Former White House aide Cassidy Hutchinson testified in her appearance before the Jan. 6 committee that Trump attorney Rudy Giuliani told her on Jan. 2, “We’re going to the Capitol. It’s going to be great.” When she related the conversation to White House Counsel Pat Cipollone, he said (in her words), “Please make sure we don’t go up to the Capitol, Cassidy. Keep in touch with me. We’re going to get charged with every crime imaginable if we make that movement happen.”

Rep. Stephanie Murphy (D-Fla.) presented to the committee information regarding the unsent tweet and emails sent among rally organizers:

Katrina Pearson sent an email to fellow rally organizers. She wrote, “POTUS expectations are to have something intimate at the Ellipse and call on everyone to march to the Capitol.” President’s own documents suggest that the President had decided to call on his supporters to go to the Capitol on January 6th but that he chose not to widely announce it until his speech on the Ellipse that morning.

The committee has obtained this draft updated– undated tweet from the National Archives. It includes a stamp stating President has seen.

The draft tweet reads, “I will be making a big speech at 10:00 AM on January 6th at the Ellipse, south of the White House. Please arrive early. Massive crowds expected. March to the Capitol after. Stop the steal.” Although this tweet was never sent, rally organizers were discussing and preparing for the march to the Capitol in the days leading up to January 6th.

This is a January 4th text message from a rally organizer to Mike Lindell, the MyPillow CEO. The organizer says, “You know this stays between us. We’re having a second stage at the Supreme Court again after the Ellipse. POTUS is going to have us march there/the Capitol. It cannot get out about the second stage because people will try and set up another and sabotage it. It can also not get out about the march because I will be in trouble with the National Park Service and all the agencies. But POTUS is going to just call for it, quote, unexpectedly.”

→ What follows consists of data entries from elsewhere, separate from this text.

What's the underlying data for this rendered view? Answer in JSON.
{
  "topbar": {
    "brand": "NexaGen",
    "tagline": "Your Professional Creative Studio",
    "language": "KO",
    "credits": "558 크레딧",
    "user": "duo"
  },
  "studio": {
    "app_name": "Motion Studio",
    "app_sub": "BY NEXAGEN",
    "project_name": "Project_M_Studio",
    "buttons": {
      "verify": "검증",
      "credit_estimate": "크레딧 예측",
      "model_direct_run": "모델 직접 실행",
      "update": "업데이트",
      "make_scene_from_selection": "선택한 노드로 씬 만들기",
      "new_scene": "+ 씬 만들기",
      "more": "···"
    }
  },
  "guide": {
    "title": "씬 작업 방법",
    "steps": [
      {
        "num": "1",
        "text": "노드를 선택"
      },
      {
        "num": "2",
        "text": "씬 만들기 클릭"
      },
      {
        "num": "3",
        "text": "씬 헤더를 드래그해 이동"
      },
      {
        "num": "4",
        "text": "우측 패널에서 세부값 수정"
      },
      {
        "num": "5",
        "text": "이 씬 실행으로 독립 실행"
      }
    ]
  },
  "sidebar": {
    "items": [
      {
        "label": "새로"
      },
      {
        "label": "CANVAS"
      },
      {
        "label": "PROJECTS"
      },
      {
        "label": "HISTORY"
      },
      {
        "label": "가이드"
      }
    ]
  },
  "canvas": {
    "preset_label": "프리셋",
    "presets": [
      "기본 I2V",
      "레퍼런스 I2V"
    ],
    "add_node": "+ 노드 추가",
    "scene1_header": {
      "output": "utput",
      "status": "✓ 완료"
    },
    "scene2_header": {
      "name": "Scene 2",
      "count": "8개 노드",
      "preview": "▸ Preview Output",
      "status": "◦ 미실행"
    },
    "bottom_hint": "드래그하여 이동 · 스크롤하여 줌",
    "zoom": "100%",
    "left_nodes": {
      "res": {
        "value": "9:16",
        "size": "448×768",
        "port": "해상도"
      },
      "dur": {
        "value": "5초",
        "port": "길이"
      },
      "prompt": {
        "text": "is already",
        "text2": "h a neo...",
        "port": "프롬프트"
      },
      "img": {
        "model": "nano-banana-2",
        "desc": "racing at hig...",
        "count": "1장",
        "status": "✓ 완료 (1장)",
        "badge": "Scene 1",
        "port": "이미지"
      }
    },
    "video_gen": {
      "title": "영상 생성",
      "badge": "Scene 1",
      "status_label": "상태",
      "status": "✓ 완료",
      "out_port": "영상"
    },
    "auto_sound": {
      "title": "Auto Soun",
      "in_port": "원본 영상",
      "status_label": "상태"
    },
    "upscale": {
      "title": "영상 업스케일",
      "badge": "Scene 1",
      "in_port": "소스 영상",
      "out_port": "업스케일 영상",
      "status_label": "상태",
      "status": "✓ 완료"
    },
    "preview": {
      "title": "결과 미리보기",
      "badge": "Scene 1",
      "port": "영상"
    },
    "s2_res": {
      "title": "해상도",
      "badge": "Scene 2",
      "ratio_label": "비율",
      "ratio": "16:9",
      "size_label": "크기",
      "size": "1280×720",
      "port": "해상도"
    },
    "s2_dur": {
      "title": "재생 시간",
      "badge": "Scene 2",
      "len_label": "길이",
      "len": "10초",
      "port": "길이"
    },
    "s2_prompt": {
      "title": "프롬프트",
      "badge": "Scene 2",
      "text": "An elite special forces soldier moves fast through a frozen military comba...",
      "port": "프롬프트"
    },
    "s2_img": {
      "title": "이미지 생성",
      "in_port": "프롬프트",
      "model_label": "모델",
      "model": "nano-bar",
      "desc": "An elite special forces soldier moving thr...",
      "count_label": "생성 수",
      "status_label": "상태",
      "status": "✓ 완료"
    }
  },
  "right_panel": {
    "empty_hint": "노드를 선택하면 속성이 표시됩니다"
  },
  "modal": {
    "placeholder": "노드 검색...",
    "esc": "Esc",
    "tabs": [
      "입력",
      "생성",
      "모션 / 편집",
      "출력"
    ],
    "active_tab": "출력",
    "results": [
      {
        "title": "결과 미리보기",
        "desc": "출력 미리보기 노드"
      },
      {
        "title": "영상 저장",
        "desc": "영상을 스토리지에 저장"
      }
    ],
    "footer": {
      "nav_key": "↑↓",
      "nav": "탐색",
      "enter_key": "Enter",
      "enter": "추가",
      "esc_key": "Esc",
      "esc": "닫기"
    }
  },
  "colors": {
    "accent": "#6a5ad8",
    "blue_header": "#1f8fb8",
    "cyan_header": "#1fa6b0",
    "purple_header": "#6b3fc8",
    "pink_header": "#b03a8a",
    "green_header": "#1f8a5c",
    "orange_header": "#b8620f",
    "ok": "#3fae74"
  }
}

The end of the message indicates that the president’s plan to have his followers march to the Capitol was not being broadly discussed. And then on the morning of January 5th, Ali Alexander, whose firebrand style concerned Katrina Pearson, sent a similar text to a conservative journalist. Mr. Alexander said, “Tomorrow. Ellipse then US Capitol. Trump is supposed to order us to the Capitol at the end of his speech, but we will see.”

New York Times:

For more than a year, Mr. Trump and his defenders have described the violence at the Capitol as a freewheeling peaceful protest gone awry. But the hearing on Tuesday laid out how the former president took a guiding role not only in bringing the mob fueled by his election lies to Washington that day, but also in the plan to direct it up to Capitol Hill, disregarding the advice of his closest aides.

[…]

While it did not draw any direct link between Mr. Trump and the domestic extremists who orchestrated and stood at the forefront of the Capitol attack, the committee set forth in meticulous detail how Mr. Trump’s words and actions united a disparate set of far-right groups and militias and spurred them to plot a violent effort to disrupt the peaceful transfer of power.

Power was eventually transferred, albeit for the first time in U.S. history not peacefully.

The committee may not have drawn a direct link Tuesday between Trump and the Proud Boys and Oath Keepers who led the riot, but the way the committee has orchestrated its presentations suggests members know more than they are letting on. There is more to know about what happened among Roger Stone, Michael Flynn, John Eastman, Rudy Giuliani and others in the Willard Hotel “war rooms” before Jan. 6, and what is in their communications with the Oath Keepers and the White House.

Committee members likely have testimony and documentation in reserve for the “big reveal” in their final hearing. Sources say the next will be in prime time on July 21. Committee chairman Rep. Bennie Thompson (D-Miss.) would say only it would be “the last one — at this point.

Cipollone believed if that if the rally moved to the Capitol, “We’re going to get charged with every crime imaginable.”

I can imagine quite a lot. Can Attorney General Merrick Garland?